Herşeyden herkesten nefret ediyorum. Aynı şeyleri duymak ve yaşamak fazlasıyla midemi bulandırıyor.
İnsanlar çok acımasız, dünya yaşamaya değer bir yer değildir belki de. Çünkü ben şu anda tam olarak böyle düşünüyorum.
Her seferinde, ne zaman onların yarattığı enkazdan çıkıp, kendimi iyileştirmeye başlasam, birazcık gülsem, "Tamam ya o kadar da kötü değilim" desem işte tam o an tekrar herşey başa sarıyor. İnsanlar inanmakta zorluk çekebilir, ama bazen ölmek isteyecek kadar bıkıp, nefret ediyorum herşeyden, tiksiniyorum.Niye herşey bu kadar zor olmak zorunda? Kendimi daha ne kadar yıpratabilirim? Çocukluğumdan kalanlar yetmezmiş gibi, birde üstüne yenileri eklenen travmalar. Vücudumun çeşitli yerlerine, sırf psikolojik acıyı dindirme umuduyla açtığım yaralar. Çöp olmuş psikolojim. Zihinsel ve fiziksel olarak yaşadığım şiddet ve acı. Bunları kimse bilmiyor, kimse herşeyi tamamıyla bilmiyor. Çoğu kişi olanlardan tamamen habersiz bir köşede oturmuş sırıtan bir kız görüyor sadece. Bunlarla yaşıyorum, bunlarla nefes alıyorum. Ve katlanamıyorum. Beni boğuyorlar. Düşüncelerim yakında beni çıldırtıcaklar.

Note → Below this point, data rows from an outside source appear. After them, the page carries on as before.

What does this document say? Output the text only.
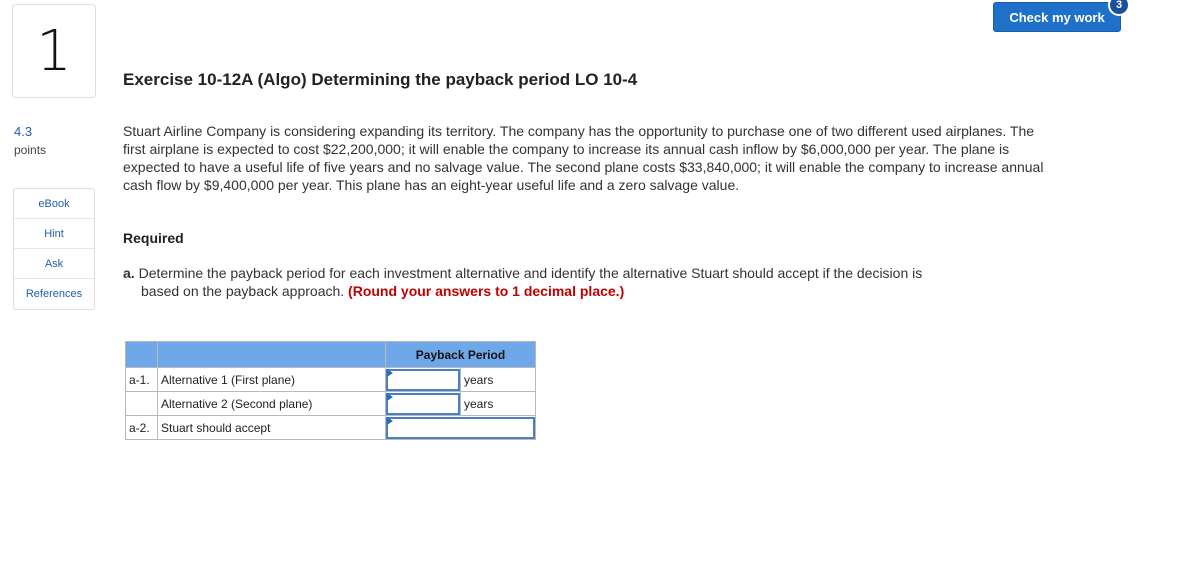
1
4.3
points
eBook
Hint
Ask
References
Check my work
3
Exercise 10-12A (Algo) Determining the payback period LO 10-4
Stuart Airline Company is considering expanding its territory. The company has the opportunity to purchase one of two different used airplanes. The first airplane is expected to cost $22,200,000; it will enable the company to increase its annual cash inflow by $6,000,000 per year. The plane is expected to have a useful life of five years and no salvage value. The second plane costs $33,840,000; it will enable the company to increase annual cash flow by $9,400,000 per year. This plane has an eight-year useful life and a zero salvage value.
Required
a. Determine the payback period for each investment alternative and identify the alternative Stuart should accept if the decision is
based on the payback approach. (Round your answers to 1 decimal place.)
		Payback Period	
a-1.	Alternative 1 (First plane)		years
	Alternative 2 (Second plane)		years
a-2.	Stuart should accept	
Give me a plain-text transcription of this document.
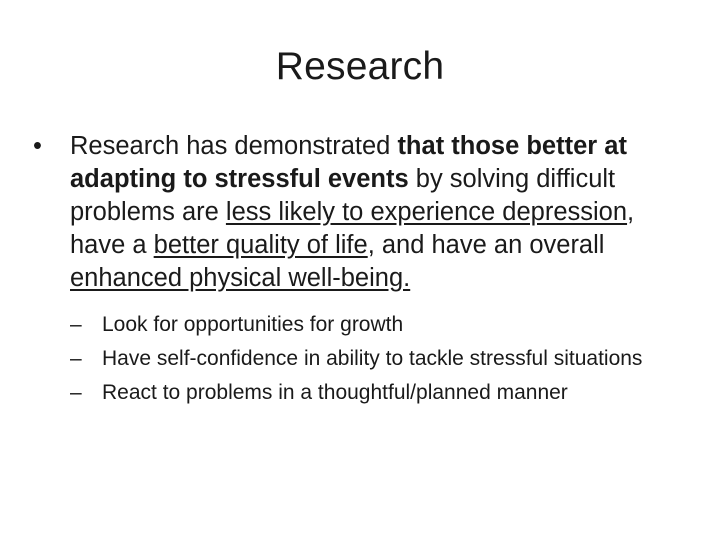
Research
•	Research has demonstrated that those better at adapting to stressful events by solving difficult problems are less likely to experience depression, have a better quality of life, and have an overall enhanced physical well-being.
– Look for opportunities for growth
– Have self-confidence in ability to tackle stressful situations
– React to problems in a thoughtful/planned manner
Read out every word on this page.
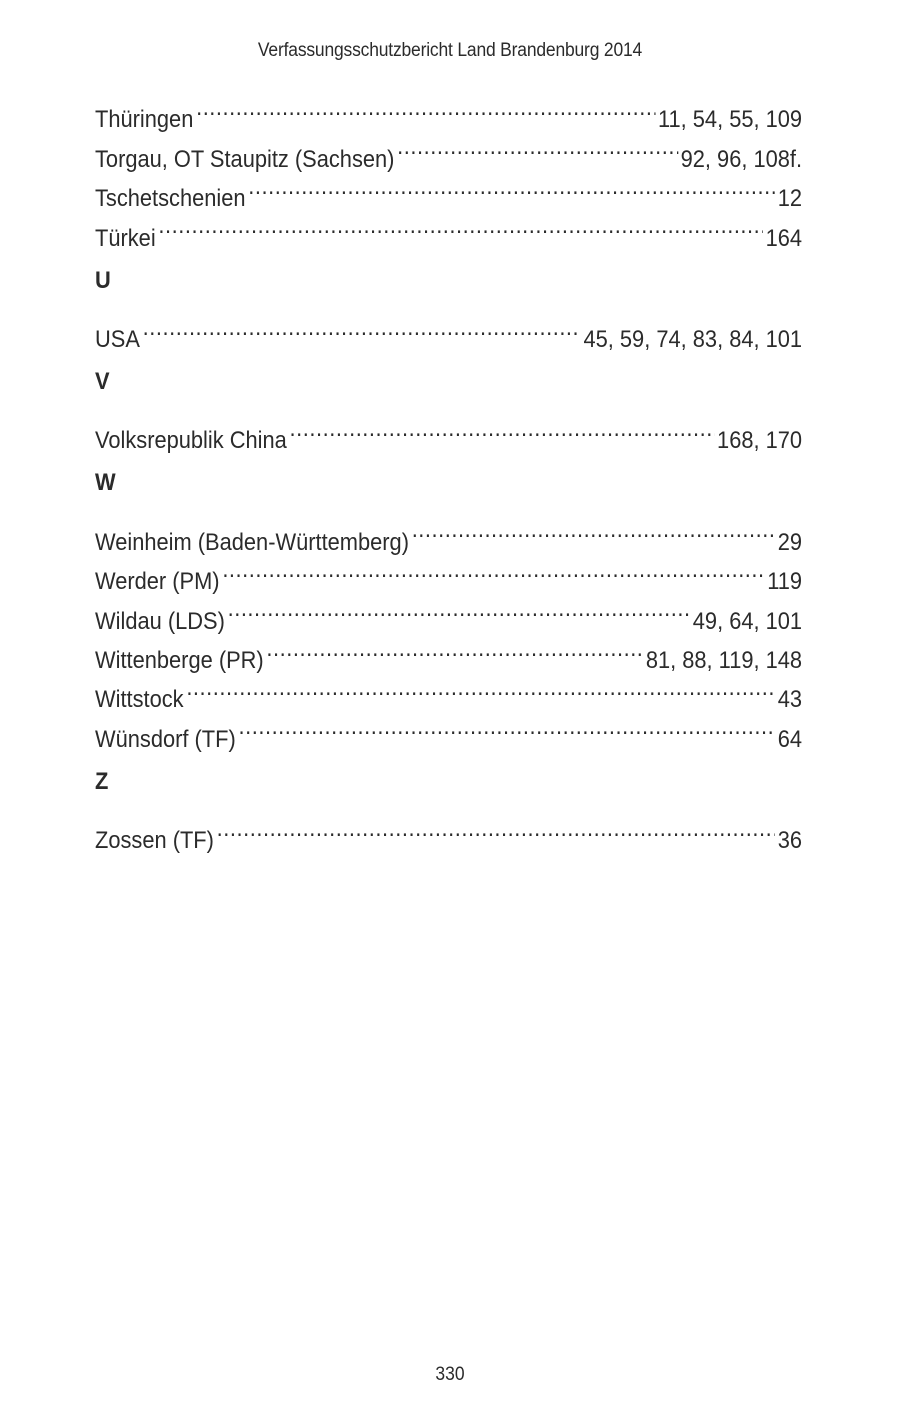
Verfassungsschutzbericht Land Brandenburg 2014
Thüringen .....	11, 54, 55, 109
Torgau, OT Staupitz (Sachsen) .....	92, 96, 108f.
Tschetschenien .....	12
Türkei .....	164
U
USA .....	45, 59, 74, 83, 84, 101
V
Volksrepublik China .....	168, 170
W
Weinheim (Baden-Württemberg) .....	29
Werder (PM) .....	119
Wildau (LDS) .....	49, 64, 101
Wittenberge (PR) .....	81, 88, 119, 148
Wittstock .....	43
Wünsdorf (TF) .....	64
Z
Zossen (TF) .....	36
330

Bütün bunların yanında, bırakıp gitmekten korktuğum insanlar var. Neden onları bilerek üzmenin verdiği suçluluk duygusunu taşımadan, tesadüfen ölemiyorum. Bir kaza, hastalık, yada herhangi birşey. Şu anda bunu istiyorum sanırım. Yada uzun bir uykuya yatıp, uyanmamak. Bunları yazarken bile kendimle çelişiyorum. Ölmek değil mutlu bir şekilde yaşamayı bende isterim. Ama baktım hiçbirsey, hiçkimse düzelmiyor yada değişmiyor tam da bu yüzden ben isteğimi degiştirdim. Onların değişmeyen iğrenç düşünceleri ve davranışları, beni ölmeyi istememe itiyor.
Neden anlamıyorlar? Bu kadar zor mu bu istediğim? Niye beni anlayamıyorlar? Neden ağlarken kendime sarılmak zorunda kalıyorum? Neden şu soğuk betonda oturup, bir yandan ağlayıp, uykum olmasına rağmen bunları yazıyorum?
Bundan farklı olsa buna katlanabilir miydim emin değilim. Ama şunu biliyorum ki. İçinde bulunduğum duruma artık katlanamıyorum.
Kafamın içinde zaten yeterince yankılanan bu sesleri, nefret dolu cümleleri dışarıdan birisi daha tekrarlamaya başlayınca, önce kulaklarımı kapatıp kaçmak istiyorum. Daha sonra bu isteğim değişiyor. Sanki şimdiye kadar duyduklarım fazlasıyla yetmiyormuş gibi, dışarıdan birisi bunları tekrarladığı zaman, kalkıp herşeyi yerle bir etmek istiyorum. Sinirden akan gözyaşları, hıncımı bir nebze de olsa azaltmak için sıktığım yumruklarım ve yolduğum, kanattığım tırnak etlerim. Bunları yapmak yerine herşeyi kırıp döküp, kan kusana kadar çığlık atmak istiyorum. Ama yapamıyorum. Aşağılık aciz bir yaratığım ben. Bunları yapmak yerine, ilk başta sinirden olan, daha sonra ise çağresizliğime üzüldüğüm için akan gözyaşlarımı, insanlardan olabildiğince saklayarak bir köşeye çekiliyor ve ağlıyorum.
Yakında ruhsuz, duygusuz, acımasız bir "varlığa" dönüşeceğim galiba. Bunu istemiyorum. Aksine tek istediğim mutlu olabilmek, gelecekte tüm bunları geride bırakabilmek ve gülümseyebilmek.Ama eğer şu bahsettiğim varlığa dönüşürsem bu benim suçum olmayacak. Bunun tek suçlusu sizsiniz anne ve baba. İşte o zaman yarattığınız şaheserle gurur duyun.